Cluster analysis

SPSS offers two separate approaches to cluster analysis, K-Means clustering (also called Quick clustering) and Hierarchical (or agglomerative) clustering. See below for procedures for carrying out both. In 2B7Y, I suggest that you use K-means clustering for your first analyses. Some annotated output from SPSS is available here and will be discussed in more detail in lectures. Hierarchical cluster analysis has its uses, but is a rather complicated can of worms, and different methods can give very different answers when applied to the same set of data.

Whichever method you use, once you have an analysis that you are happy with plot a scatter plot using factors 1 and 2 from the PCA, plotting different symbols for the different clusters. Look at the mean abundance of the commoner species in each cluster, and give provisional labels to the clusters based on which species are characteristic of each. What is the relationship between the clusters and the PCA? The results of the two should be broadly consistent with each others - if oak trees have a high positive correlation with PC 1, then clusters in which oak trees are common should be towards the top end of PC 1 on the graph.

If you have environmental data, calculate the mean of each variable for each cluster. If you have collected data on plant communities, you may be interested in putting each of your groups into an NVC category.

K-Means cluster analysis

K-means clustering was originally designed as a method that allowed very large data sets to be clustered in a feasible amount of time, when computers were rather slower than they are today. This explains its other name of "quick clustering". It requires the number of clusters to be specified in advance, and the initial number chosen may split natural groupings or combine two or more groups that are rather different from each other. When used with ecological data, it has the advantage of producing nice discrete groups that are usually easy to interpret. The main disadvantage is that there needs to be a certain amount of trial and error in choosing the number of clusters. A second disadvantage for the mathematically inclined is that the implementation of the procedure in SPSS is restricted to measuring distances between samples using Euclidean distance. This is not a major problem for our needs, but becomes important if you have presence/absence data.

To carry out the analysis, choose Classify>K-means Cluster from the Analyze menu. Copy all of your ecological variables across into the list, and specify the number of cluster that you want it to find. Try 10 clusters for large data sets, such as quadrat surveys of vegetation, try with 5 for smaller data sets, such as those on freshwater invertebrates.

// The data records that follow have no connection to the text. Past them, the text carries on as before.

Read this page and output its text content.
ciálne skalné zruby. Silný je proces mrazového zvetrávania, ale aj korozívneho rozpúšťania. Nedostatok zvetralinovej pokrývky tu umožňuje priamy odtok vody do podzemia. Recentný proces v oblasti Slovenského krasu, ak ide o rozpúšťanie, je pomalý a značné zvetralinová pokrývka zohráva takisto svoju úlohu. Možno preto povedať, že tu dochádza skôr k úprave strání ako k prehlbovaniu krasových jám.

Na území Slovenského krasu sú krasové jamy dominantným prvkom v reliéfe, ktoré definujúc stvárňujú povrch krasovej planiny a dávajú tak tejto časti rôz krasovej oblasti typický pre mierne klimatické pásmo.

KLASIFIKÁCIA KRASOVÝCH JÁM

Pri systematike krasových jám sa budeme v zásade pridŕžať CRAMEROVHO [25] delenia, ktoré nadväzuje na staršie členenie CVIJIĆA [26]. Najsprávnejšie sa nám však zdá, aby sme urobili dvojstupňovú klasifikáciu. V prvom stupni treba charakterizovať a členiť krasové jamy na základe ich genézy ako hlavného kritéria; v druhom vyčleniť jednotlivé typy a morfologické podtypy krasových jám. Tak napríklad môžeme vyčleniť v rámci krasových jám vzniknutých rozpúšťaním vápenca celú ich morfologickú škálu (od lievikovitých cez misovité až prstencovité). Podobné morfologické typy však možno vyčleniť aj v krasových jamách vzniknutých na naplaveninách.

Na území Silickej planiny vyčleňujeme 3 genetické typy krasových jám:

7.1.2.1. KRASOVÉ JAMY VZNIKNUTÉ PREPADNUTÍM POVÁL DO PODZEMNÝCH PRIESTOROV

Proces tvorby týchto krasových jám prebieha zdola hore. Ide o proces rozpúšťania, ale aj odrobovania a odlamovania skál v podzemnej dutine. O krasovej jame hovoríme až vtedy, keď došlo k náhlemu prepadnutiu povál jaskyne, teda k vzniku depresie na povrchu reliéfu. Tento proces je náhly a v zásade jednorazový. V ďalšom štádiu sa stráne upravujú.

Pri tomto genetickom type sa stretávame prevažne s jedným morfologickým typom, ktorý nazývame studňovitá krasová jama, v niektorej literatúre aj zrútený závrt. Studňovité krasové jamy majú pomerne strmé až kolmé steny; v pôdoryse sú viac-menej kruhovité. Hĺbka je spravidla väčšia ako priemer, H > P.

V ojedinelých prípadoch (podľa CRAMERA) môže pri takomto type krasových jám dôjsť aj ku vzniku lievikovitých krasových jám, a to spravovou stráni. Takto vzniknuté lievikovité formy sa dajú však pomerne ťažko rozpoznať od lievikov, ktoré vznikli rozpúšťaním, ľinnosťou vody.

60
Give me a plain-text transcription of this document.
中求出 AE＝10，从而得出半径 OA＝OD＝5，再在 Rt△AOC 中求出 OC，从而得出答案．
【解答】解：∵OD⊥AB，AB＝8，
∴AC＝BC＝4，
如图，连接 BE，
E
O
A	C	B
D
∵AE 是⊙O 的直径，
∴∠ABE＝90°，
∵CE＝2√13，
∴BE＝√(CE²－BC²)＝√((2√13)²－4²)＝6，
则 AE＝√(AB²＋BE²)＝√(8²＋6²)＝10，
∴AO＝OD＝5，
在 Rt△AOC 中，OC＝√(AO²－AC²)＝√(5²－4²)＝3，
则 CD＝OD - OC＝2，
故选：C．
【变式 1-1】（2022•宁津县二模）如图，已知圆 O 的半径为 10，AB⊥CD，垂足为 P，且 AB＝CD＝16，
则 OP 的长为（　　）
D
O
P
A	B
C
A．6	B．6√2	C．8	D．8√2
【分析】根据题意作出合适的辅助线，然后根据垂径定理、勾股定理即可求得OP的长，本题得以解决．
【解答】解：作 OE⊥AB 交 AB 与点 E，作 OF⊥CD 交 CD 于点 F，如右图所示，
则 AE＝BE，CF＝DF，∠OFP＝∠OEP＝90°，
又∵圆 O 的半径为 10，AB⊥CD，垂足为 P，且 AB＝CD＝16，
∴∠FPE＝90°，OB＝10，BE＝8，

Request saving of cluster memberships.

In the printout, the "final cluster centres" table gives the mean abundance of each species in each of the clusters. this will enable you to give descriptive names to each cluster based on their dominant species. There is also a table of the number of samples in each cluster. Ignore the "iteration history" and "initial cluster centres" tables.

If you want to see how the algorithm works, have a look at: http://www.engr.sjsu.edu/~knapp/HCIRDFSC/C/k_means.htm

Hierarchical Cluster Analysis

There are a huge range of hierarchical cluster analysis methods available, which give different results depending upon which you choose. The two basic choices that need making are how you assess the similarity between samples, and how you combine the samples into clusters. As with PCA, you have a choice on whether to standardise the data to give all species equal weights. The analysis outlined here uses a distance method that measures similarity between samples in a way that is consistent with the way that PCA treats distances. It also uses the most pessimistic clustering method, which will only identify nice clean clusters if these really exist in the data.

Select Analyse>Classify>Hierarchical Clustering. . Highlight the names of all your species and move them over into the variables box. Click on the Method button and ensure that method is set to Nearest Neighbour, Measure is set to Euclidean distance and standardise is set to None. Click on the Plots button and tick the dendrogram box and choose the none button in the icicle plot box. Then run the analysis. Look at the dendrogram and see if there are any nice clear clusters visible. If there are not, repeat the analysis using between groups linkage as the method. In either case, try to identify a reasonable number of clusters into which to split your data, then repeat the cluster analysis and click on the Save button and request that cluster memberships are saved as a new variable. Then plot the scatter plot using factors 1 and 2 from the PCA, plotting different symbols for the different clusters. What is the relationship between the clusters and the PCA?

Experiment with clustering methods and distance measures until you get a manageable number of clusters. Then calculate the mean abundance of each species in each cluster, and try to characterise them in terms of their dominant species.